The BMW iX3 Long Wheelbase has put the efficiency of the Neue Klasse to a stern real-world test, covering more than 800 kilometres around China’s Qinghai Lake without once plugging in. Riding on 21-inch aerodynamic wheels, an iX3 50L xDrive prototype set off from Xining, completed the grand loop and returned to its starting point with 2% battery left in reserve. Across the route, it averaged just 12.6 kWh per 100 kilometres, pointing to a total range potential of 835 to 840 kilometres under the conditions of the run. It is a result that speaks volumes about how this electric saloon handles the rough and tumble of genuine driving.

The challenge unfolded entirely on public roads amid everyday traffic, mirroring the way customers actually drive. From Xining at roughly 2,200 metres above sea level, the car climbed close to 4,000 metres before dropping back down to close the loop. Those repeated ascents and descents across nearly 2,000 metres of altitude leaned hard on drivetrain efficiency, energy management and thermal control. The weather piled on more pressure, throwing heavy snow, driving rain and fierce high-altitude sun at the car as temperatures swung between 1°C and 21°C. To keep things realistic, the whole journey ran in Efficient mode, the sort of balanced setting a driver would choose for a long haul.
For BMW, efficiency is never settled by a laboratory number. What counts is how steadily a car performs out in the wild, across shifting temperatures, elevations and road surfaces. The Qinghai run shows how the Neue Klasse technologies pull together as one integrated package. A sharpened aerodynamic concept trims energy losses at speed, while BMW’s in-house Energy Master juggles energy distribution according to route, temperature and driving conditions. The sixth-generation high-voltage battery brings newly developed cylindrical cells and 108.7 kWh of usable energy, lifting density while sharpening packaging, weight and body rigidity.

The drivetrain plays its part too, pairing an electrically excited synchronous motor with an asynchronous unit to cut energy losses by up to 40% and raise overall efficiency by as much as 20%. The Heart of Joy control system teams up with clever recuperation tech to claw back energy in up to 98% of everyday braking situations, recovering it during deceleration and downhill stretches. Thermal management matters just as much when the weather turns. Cold mornings, warmer afternoons, and quick swings between rain and snow demand that the battery and cabin respond with precision, and the integrated system keeps operating conditions stable for both comfort and consistent range.

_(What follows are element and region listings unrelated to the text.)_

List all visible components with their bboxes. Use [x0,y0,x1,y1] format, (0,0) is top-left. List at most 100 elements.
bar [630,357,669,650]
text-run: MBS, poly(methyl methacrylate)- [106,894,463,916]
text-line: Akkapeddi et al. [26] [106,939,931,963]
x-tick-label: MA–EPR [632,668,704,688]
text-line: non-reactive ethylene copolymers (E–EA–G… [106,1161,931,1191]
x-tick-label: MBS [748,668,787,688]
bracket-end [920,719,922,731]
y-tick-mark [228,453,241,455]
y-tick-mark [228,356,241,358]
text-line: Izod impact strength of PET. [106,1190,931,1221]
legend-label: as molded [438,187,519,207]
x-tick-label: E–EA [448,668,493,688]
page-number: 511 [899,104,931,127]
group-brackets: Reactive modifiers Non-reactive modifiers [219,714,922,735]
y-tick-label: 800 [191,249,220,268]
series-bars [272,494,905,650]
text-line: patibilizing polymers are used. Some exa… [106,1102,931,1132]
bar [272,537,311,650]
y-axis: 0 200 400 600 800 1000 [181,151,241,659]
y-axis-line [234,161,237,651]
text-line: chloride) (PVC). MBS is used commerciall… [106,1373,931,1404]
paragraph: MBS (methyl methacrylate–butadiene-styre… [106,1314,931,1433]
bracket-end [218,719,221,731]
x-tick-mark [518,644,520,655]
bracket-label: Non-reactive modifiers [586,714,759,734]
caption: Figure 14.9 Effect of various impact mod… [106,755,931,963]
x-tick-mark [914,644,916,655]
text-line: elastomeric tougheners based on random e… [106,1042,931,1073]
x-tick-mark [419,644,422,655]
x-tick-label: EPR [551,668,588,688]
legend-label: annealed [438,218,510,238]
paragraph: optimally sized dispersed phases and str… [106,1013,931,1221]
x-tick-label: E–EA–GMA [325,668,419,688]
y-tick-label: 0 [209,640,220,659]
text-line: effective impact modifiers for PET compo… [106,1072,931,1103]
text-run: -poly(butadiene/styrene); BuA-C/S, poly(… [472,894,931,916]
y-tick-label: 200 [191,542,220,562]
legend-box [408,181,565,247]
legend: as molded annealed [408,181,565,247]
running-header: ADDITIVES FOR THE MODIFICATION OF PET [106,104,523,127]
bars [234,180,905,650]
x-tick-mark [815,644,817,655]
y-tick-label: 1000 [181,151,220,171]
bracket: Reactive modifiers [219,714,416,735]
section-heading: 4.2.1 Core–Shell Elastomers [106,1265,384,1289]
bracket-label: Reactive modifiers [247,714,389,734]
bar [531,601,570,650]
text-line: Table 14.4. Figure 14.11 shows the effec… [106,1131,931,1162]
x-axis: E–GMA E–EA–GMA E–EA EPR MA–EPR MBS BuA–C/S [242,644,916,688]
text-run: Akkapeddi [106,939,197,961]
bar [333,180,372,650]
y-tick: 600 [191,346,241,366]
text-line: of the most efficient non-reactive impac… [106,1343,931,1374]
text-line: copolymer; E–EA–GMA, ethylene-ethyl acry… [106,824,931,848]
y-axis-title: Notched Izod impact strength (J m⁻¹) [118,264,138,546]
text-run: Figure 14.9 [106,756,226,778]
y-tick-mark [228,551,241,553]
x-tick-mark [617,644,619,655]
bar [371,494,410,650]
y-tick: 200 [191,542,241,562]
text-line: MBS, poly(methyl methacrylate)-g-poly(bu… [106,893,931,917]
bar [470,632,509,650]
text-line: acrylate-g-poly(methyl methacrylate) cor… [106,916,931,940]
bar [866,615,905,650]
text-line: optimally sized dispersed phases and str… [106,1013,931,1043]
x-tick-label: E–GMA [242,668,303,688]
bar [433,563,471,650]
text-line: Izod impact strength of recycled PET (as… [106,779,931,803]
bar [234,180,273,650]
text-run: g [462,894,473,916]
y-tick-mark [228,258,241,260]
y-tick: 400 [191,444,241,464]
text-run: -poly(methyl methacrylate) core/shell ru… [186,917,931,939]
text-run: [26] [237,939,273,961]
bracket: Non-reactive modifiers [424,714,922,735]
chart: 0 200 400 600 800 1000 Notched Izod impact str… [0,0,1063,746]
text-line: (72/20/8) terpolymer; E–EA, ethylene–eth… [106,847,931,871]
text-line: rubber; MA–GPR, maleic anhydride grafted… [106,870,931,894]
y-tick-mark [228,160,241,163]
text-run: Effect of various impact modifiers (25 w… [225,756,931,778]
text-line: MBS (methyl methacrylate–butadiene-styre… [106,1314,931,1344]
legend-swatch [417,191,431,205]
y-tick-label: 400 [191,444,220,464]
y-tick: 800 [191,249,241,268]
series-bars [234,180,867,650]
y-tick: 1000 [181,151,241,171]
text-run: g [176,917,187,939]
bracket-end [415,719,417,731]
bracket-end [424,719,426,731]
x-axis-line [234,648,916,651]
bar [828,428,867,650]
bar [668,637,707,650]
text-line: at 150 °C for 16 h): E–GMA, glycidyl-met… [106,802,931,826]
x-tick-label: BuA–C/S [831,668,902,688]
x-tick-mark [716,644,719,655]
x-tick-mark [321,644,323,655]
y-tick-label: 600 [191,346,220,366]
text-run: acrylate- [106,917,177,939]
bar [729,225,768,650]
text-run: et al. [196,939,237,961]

The upshot is efficiency felt exactly where drivers notice it, in daily motoring rather than on a spec sheet. BMW frames this less as a hunt for sheer range and more as a promise of predictable consumption, steady range and a reassuring drive when conditions turn. Whether tackling long distances, mountain passes, or fickle weather, owners gain real confidence behind the wheel. As the first model of the Neue Klasse, the iX3 turns engineering innovation into measurable results, showing what the next chapter of BMW electric mobility looks like out on the open road.